We want to have queues in which we store URLs to be crawled
to allow for asynchronous submission of new items. This also
allows us to be rate limited and restartable.

This could be an SQLite database, or just a flat text
file if we have a way to store the last position within that text

=head2 SQL-index into filesystem

Is there any use in reviving FFRIndex?

=head1 System integration

Automatically (re)scan resources by using a notification
method like the following to be notified about new or changed

=head2 Resource modification

=head3 Filesystem watchers

=head3 RSS scanner

=head3 Google Sitemap scanner

=head3 Hibiscus importer

This would immediately make all money transactions from Hibiscus
available for searching.

Can Hibiscus directly show a single transaction from the outside?

=head2 Interesting additional datasets

Open movie database L<http://omdbapi.com/> - has dumps available

Discogs data dumps - L<http://data.discogs.com/>

=head2 Automatic search

Automatic search should be triggered for incoming phone calls. This
allows to automatically show relevant emails if the sender is calling
and has their phone information in their email.

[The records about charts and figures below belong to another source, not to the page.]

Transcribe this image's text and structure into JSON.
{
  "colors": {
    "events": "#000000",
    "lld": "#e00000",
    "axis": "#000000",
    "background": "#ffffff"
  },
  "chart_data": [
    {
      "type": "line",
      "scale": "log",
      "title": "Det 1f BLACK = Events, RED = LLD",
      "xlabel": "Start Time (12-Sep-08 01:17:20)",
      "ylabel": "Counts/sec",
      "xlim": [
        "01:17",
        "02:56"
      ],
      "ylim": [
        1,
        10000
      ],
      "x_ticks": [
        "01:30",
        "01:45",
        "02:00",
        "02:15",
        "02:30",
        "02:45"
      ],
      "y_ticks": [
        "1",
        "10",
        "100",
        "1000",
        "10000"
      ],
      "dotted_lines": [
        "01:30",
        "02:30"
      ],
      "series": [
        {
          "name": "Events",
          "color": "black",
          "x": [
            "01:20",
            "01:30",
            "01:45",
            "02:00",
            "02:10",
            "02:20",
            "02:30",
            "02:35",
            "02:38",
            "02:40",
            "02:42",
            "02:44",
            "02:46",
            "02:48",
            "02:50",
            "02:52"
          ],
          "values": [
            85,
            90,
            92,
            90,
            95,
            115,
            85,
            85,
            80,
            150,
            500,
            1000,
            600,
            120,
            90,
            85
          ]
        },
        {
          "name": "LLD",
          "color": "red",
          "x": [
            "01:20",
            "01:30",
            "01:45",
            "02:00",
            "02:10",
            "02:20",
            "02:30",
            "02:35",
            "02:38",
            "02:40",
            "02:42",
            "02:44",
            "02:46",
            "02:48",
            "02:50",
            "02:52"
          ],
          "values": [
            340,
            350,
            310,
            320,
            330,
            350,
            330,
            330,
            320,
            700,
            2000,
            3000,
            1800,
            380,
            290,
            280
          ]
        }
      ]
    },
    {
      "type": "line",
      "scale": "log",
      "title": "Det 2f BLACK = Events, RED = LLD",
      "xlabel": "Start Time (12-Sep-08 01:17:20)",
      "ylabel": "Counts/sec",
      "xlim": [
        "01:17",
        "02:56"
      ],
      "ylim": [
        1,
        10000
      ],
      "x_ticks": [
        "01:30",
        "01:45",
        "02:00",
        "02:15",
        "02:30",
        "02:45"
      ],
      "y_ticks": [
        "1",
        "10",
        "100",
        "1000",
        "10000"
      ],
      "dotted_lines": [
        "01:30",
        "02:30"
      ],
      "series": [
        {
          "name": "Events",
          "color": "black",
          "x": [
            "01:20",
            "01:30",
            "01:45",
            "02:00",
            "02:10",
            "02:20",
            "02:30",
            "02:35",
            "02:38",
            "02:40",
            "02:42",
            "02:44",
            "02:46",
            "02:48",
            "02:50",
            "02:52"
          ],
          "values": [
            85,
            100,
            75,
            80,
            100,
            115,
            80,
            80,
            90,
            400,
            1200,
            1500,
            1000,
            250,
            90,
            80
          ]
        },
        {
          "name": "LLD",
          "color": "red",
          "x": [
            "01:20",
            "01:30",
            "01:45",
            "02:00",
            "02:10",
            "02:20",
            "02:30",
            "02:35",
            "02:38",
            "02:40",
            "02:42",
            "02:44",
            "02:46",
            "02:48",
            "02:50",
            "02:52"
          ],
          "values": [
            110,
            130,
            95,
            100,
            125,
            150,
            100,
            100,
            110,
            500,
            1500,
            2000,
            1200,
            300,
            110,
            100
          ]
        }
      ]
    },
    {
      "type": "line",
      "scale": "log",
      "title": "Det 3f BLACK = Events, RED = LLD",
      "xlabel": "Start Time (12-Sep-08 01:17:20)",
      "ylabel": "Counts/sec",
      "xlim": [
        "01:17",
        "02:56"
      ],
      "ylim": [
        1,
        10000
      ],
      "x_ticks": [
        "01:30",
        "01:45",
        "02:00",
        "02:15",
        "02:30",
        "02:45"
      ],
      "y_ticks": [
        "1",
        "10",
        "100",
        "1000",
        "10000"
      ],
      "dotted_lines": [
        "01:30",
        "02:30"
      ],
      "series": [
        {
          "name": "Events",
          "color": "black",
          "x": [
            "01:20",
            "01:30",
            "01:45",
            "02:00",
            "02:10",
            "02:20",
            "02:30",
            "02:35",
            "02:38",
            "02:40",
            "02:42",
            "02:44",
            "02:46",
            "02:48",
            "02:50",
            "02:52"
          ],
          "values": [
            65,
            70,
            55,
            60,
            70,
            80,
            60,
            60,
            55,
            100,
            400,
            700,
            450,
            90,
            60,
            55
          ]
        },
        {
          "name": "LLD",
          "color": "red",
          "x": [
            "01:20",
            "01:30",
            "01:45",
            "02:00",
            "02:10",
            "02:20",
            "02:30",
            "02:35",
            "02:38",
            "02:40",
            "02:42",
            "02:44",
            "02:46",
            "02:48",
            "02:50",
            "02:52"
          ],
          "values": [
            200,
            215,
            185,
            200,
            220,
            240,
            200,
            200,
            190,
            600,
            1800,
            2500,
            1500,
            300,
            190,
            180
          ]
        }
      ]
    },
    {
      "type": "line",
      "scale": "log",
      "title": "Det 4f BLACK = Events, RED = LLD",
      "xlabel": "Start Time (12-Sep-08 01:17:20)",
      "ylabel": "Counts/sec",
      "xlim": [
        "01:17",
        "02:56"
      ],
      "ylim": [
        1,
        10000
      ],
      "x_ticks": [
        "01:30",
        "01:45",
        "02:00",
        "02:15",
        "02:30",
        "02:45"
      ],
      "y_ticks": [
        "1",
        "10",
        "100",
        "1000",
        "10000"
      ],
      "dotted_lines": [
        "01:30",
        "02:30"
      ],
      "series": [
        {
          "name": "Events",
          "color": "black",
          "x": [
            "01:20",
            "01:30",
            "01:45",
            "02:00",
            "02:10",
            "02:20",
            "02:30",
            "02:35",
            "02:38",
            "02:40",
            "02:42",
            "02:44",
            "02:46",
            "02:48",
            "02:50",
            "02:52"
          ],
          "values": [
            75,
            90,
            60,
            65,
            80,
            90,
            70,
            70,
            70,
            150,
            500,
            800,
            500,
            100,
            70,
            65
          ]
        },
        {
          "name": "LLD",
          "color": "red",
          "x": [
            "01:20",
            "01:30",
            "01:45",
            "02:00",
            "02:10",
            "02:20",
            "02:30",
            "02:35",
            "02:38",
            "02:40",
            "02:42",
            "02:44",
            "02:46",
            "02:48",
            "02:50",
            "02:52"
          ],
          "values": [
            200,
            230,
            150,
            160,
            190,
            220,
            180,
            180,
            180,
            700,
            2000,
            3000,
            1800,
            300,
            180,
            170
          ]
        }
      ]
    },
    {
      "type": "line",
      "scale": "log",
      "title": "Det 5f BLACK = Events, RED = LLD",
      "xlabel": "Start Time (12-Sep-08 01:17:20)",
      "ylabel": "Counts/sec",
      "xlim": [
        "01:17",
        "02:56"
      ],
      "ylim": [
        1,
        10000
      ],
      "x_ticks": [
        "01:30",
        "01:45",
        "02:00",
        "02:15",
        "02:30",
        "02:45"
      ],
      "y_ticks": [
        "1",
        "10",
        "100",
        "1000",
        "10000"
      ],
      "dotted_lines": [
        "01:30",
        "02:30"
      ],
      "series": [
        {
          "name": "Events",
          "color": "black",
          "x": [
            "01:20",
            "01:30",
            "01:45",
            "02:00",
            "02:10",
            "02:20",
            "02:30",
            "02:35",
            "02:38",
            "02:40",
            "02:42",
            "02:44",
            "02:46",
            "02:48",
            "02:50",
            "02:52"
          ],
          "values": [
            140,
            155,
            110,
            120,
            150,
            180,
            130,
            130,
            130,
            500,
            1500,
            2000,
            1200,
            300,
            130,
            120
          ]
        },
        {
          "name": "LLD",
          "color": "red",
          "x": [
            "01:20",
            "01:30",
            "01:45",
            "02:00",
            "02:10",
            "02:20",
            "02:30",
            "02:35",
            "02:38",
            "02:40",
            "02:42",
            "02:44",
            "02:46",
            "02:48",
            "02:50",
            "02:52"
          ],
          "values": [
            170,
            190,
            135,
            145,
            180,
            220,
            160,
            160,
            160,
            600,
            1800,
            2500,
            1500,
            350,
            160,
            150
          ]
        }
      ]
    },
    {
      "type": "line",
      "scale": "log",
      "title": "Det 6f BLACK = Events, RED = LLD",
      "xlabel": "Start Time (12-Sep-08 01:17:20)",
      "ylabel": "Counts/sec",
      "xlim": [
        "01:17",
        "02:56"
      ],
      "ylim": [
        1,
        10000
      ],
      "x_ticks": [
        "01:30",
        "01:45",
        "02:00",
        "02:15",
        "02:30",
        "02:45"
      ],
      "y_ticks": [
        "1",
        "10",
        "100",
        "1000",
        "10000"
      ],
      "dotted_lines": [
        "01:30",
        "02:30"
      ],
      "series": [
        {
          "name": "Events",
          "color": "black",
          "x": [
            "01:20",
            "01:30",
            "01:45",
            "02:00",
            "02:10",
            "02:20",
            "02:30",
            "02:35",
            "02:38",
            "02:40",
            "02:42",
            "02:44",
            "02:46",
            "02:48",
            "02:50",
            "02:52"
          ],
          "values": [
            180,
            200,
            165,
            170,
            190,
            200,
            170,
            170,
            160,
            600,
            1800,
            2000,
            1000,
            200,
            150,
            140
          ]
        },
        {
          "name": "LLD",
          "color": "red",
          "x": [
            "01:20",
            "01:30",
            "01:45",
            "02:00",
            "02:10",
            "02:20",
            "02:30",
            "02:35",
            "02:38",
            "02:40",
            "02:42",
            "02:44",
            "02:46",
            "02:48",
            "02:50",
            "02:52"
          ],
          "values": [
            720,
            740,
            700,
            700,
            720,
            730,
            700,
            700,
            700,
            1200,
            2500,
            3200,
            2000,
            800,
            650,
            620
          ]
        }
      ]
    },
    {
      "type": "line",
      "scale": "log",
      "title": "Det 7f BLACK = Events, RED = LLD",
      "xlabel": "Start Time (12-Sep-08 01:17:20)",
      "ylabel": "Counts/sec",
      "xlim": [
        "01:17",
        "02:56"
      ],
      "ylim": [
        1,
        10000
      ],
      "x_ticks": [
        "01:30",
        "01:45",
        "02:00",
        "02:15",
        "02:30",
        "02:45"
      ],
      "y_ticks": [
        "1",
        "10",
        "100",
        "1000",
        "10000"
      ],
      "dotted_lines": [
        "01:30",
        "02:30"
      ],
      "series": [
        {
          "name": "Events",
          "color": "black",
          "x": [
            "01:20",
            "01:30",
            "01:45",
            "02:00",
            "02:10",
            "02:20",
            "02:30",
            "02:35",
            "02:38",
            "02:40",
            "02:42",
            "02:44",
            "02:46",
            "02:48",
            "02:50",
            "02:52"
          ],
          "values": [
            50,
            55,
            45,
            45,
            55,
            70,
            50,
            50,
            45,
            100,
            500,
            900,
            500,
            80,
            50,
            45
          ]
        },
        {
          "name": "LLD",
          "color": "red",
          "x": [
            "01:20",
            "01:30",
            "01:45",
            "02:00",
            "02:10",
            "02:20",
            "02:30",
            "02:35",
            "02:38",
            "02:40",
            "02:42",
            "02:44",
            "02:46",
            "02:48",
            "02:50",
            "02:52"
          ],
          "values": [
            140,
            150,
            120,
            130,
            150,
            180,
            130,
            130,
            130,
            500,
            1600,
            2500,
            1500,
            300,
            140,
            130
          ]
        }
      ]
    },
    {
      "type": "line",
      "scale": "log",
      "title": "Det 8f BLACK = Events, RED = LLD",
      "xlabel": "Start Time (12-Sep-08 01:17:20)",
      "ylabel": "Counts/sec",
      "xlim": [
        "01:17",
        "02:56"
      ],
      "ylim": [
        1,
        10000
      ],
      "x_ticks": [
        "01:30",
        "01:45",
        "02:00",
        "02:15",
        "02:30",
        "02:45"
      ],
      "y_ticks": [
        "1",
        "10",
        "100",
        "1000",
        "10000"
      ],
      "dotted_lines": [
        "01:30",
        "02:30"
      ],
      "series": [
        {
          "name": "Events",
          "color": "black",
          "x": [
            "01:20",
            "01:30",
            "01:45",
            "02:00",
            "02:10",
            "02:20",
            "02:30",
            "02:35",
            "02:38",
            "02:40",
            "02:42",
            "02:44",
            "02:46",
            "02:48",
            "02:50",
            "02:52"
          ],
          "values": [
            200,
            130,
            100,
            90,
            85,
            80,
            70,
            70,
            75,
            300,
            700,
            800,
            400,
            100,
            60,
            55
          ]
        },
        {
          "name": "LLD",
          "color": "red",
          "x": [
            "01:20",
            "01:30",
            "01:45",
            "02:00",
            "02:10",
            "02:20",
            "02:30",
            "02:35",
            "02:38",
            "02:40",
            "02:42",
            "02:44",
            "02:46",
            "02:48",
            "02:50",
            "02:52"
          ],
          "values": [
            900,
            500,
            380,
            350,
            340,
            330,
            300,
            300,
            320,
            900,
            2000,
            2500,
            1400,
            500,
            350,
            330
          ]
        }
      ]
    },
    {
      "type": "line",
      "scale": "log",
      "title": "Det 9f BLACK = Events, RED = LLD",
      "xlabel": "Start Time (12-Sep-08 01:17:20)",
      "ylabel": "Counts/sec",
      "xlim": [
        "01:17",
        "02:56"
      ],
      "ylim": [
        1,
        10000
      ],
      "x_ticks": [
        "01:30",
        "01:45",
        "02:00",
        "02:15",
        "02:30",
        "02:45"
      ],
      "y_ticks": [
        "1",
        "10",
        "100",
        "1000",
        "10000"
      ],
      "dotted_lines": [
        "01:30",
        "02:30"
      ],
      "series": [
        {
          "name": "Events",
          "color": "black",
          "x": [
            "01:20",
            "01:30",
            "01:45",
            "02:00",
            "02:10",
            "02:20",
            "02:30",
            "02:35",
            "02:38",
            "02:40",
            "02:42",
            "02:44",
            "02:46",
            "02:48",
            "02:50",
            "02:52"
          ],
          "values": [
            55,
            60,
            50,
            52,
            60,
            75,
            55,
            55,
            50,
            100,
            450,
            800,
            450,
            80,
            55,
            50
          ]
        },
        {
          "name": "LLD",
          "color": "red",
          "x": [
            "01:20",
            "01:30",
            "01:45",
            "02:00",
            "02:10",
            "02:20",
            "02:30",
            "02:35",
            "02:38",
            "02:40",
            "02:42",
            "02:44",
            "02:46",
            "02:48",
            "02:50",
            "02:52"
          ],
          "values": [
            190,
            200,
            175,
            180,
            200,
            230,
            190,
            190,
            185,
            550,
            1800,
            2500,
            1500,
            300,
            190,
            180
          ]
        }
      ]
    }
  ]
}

Also, the automatic search should be easily triggered by a command
line program. This likely needs something like L<HTTP::ServerEvent>
to keep a channel open so the server can push new information.

=head1 Data portability

Data portability is very important, not at least because of
seamless index upgrades/rollbacks/backups.

=head2 Export

=head3 Export index to DBI

=head3 Update indices from database

=head2 Share indices

Sharing indices would also be nice in the sense of websites or people
offering datasets

=head2 DBI connectivity

How can we get L<DBI> and L<Promises> work nicely together?

=head3 Schema migration/update via DBI

=head3 DBI import queue

New items to be imported into Elasticsearch could be stored/read from
a DBI table. This would allow for a wider distributed set of crawlers
feeding through DBI to Elasticsearch.

=head1 Index/query quality maintenance

To improve search results, a log of "failed" queries
should be kept and the user should be offered manual correction
of the failed queries.

=head2 top 10 failed queries

If a query had no results at all, the user should/could suggest
some synonyms or even documents to use instead

=head2 top 10 low-score queries

If a query had only low-score results/documents, the results are also
a candidate for manual improvement. How can we determine a low score?

=head2 top 10 abandoned queries

How will we determine if a query/word was abandoned?

=head2 Keep track of clickthrough

We should keep (server-side) track of click-throughs
to actually find out which files/documents are viewed and
rank those higher

Also, we should have a "unrank this" link to give the user
a way to make the engine forget misclicked "ranked" items
easily from the results.